Effects of evaporative conditions on the performance of recovered residue of modified emulsified asphalt

Abstract

Emulsified asphalt has become a popular green material in modern road construction due to its environmentally friendly and energy-saving characteristics. The method of obtaining residues is crucial for accurately evaluating the performance of emulsified asphalt and ensuring the quality of road construction. The evaporated residues of 3% and 6% SBR modified emulsified asphalt and 6% SBS modified emulsified asphalt were obtained by the low-temperature evaporation (LTE) method and the direct heating (DH) method, respectively. The rheological properties of the modified asphalt residues were tested by the temperature frequency sweeping (TFS), multi-stress creep recovery (MSCR), and linear amplitude sweeping (LAS) tests using the dynamic shear rheometer (DSR), and their aging resistance in the form of carbonyl index was measured by the Fourier infrared spectroscopy (FTIR).
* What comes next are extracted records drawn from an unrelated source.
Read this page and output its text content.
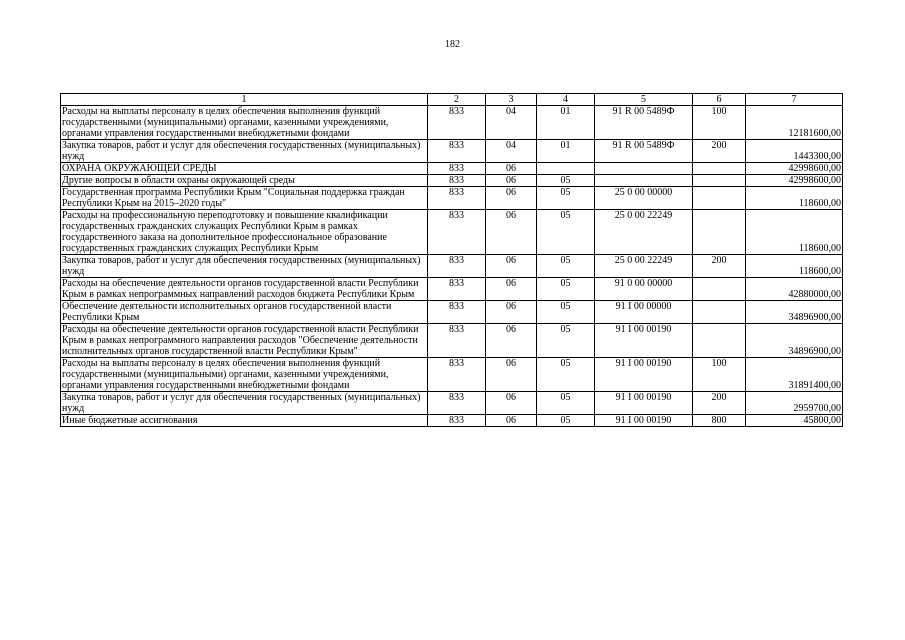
182
1	2	3	4	5	6	7
Расходы на выплаты персоналу в целях обеспечения выполнения функций государственными (муниципальными) органами, казенными учреждениями, органами управления государственными внебюджетными фондами	833	04	01	91 R 00 5489Ф	100	12181600,00
Закупка товаров, работ и услуг для обеспечения государственных (муниципальных) нужд	833	04	01	91 R 00 5489Ф	200	1443300,00
ОХРАНА ОКРУЖАЮЩЕЙ СРЕДЫ	833	06				42998600,00
Другие вопросы в области охраны окружающей среды	833	06	05			42998600,00
Государственная программа Республики Крым "Социальная поддержка граждан Республики Крым на 2015–2020 годы"	833	06	05	25 0 00 00000		118600,00
Расходы на профессиональную переподготовку и повышение квалификации государственных гражданских служащих Республики Крым в рамках государственного заказа на дополнительное профессиональное образование государственных гражданских служащих Республики Крым	833	06	05	25 0 00 22249		118600,00
Закупка товаров, работ и услуг для обеспечения государственных (муниципальных) нужд	833	06	05	25 0 00 22249	200	118600,00
Расходы на обеспечение деятельности органов государственной власти Республики Крым в рамках непрограммных направлений расходов бюджета Республики Крым	833	06	05	91 0 00 00000		42880000,00
Обеспечение деятельности исполнительных органов государственной власти Республики Крым	833	06	05	91 I 00 00000		34896900,00
Расходы на обеспечение деятельности органов государственной власти Республики Крым в рамках непрограммного направления расходов "Обеспечение деятельности исполнительных органов государственной власти Республики Крым"	833	06	05	91 I 00 00190		34896900,00
Расходы на выплаты персоналу в целях обеспечения выполнения функций государственными (муниципальными) органами, казенными учреждениями, органами управления государственными внебюджетными фондами	833	06	05	91 I 00 00190	100	31891400,00
Закупка товаров, работ и услуг для обеспечения государственных (муниципальных) нужд	833	06	05	91 I 00 00190	200	2959700,00
Иные бюджетные ассигнования	833	06	05	91 I 00 00190	800	45800,00
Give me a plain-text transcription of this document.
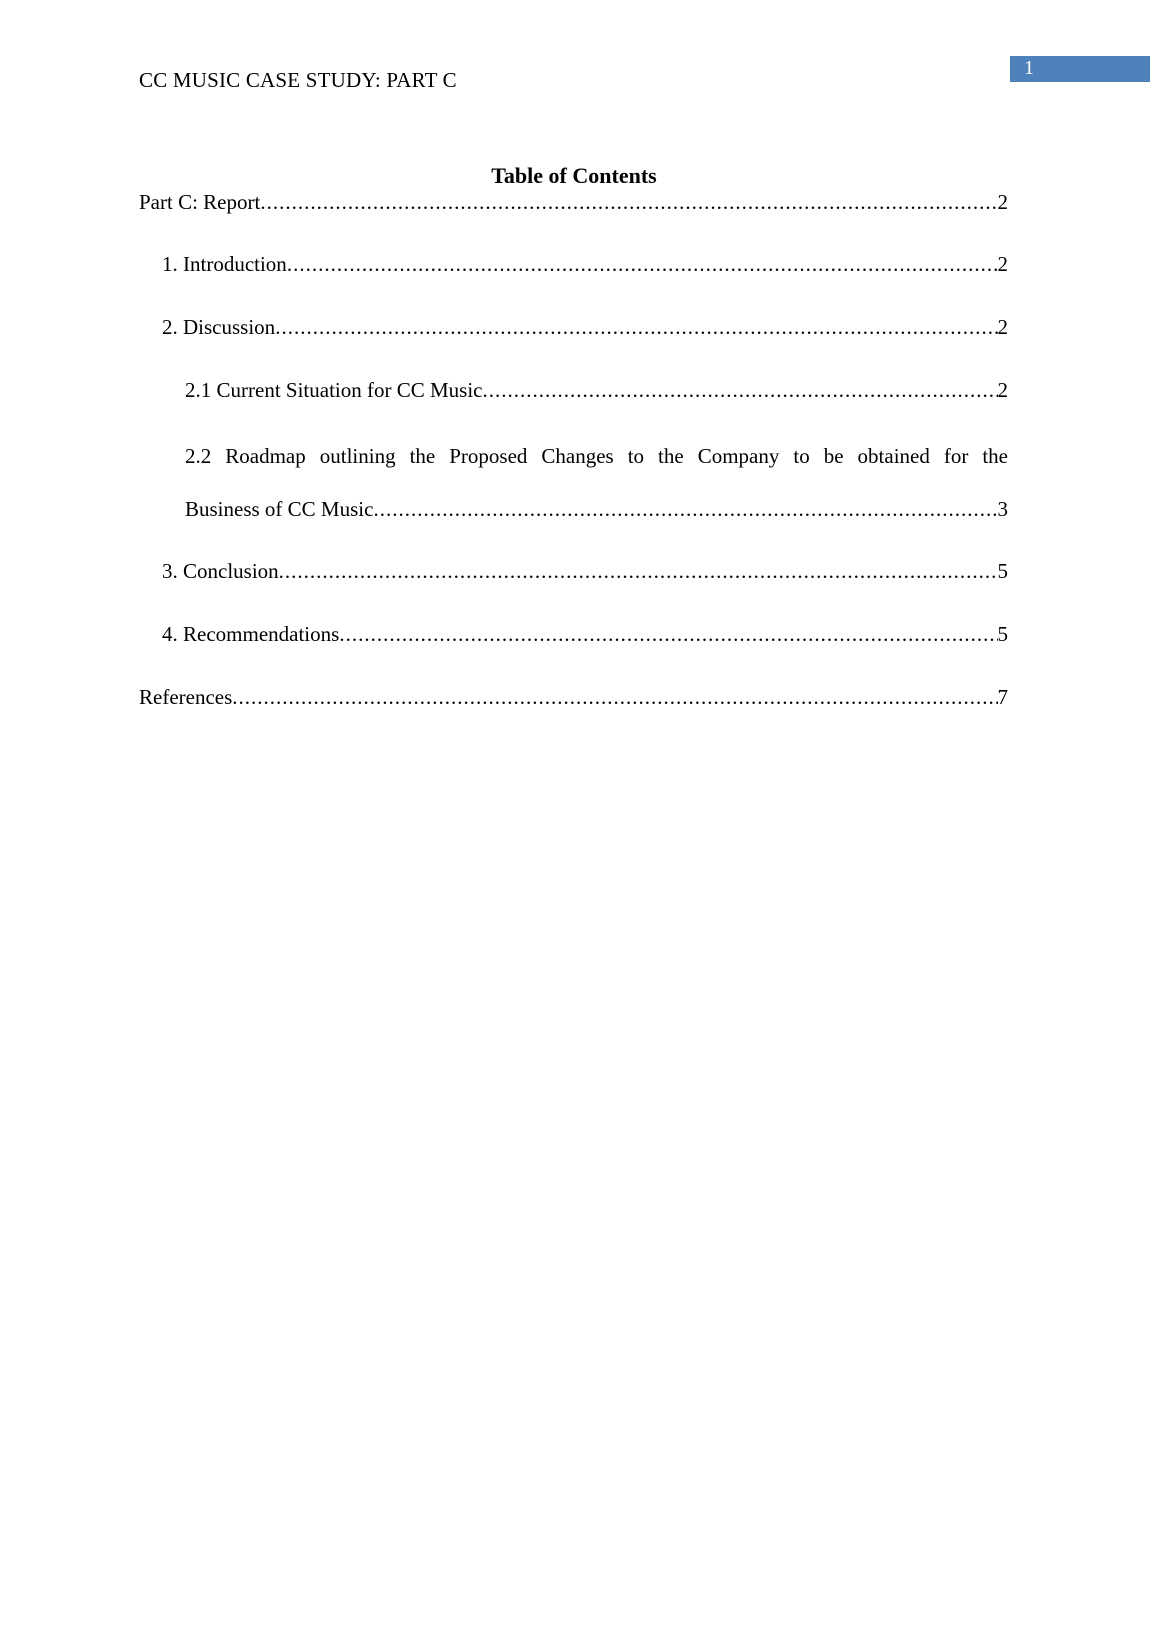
CC MUSIC CASE STUDY: PART C	1
Table of Contents
Part C: Report .....	2
1. Introduction .....	2
2. Discussion .....	2
2.1 Current Situation for CC Music .....	2
2.2 Roadmap outlining the Proposed Changes to the Company to be obtained for the
Business of CC Music .....	3
3. Conclusion .....	5
4. Recommendations .....	5
References .....	7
The test results showed that, as compared to the DH method, the SBR modified emulsified asphalt residue obtained by the LTE method had higher elastic recovery rate, lower irrecoverable creep compliance, smaller accumulated performance deformation, longer fatigue life, and higher aging resistance, indicating that the LTE method using the low-temperature curing conditions (25°C, 24 h—60°C, 24 h) is more suitable for curing the SBR modified emulsified asphalt. However, the opposite trends of the performance indices except the aging resistance were observed for the SBS modified emulsified asphalt residue obtained from the LTE method, showing that the high-temperature curing condition (120°C, 30 min—163°C, 1 min) can give the SBS modified asphalt residue better rheological properties and higher fatigue resistance performance, but it also has the disadvantage of weakening the aging resistance. Therefore, in practical application, an appropriate curing temperature should be selected to condition the SBS modified emulsified asphalt for balancing its rheological performance and aging resistance.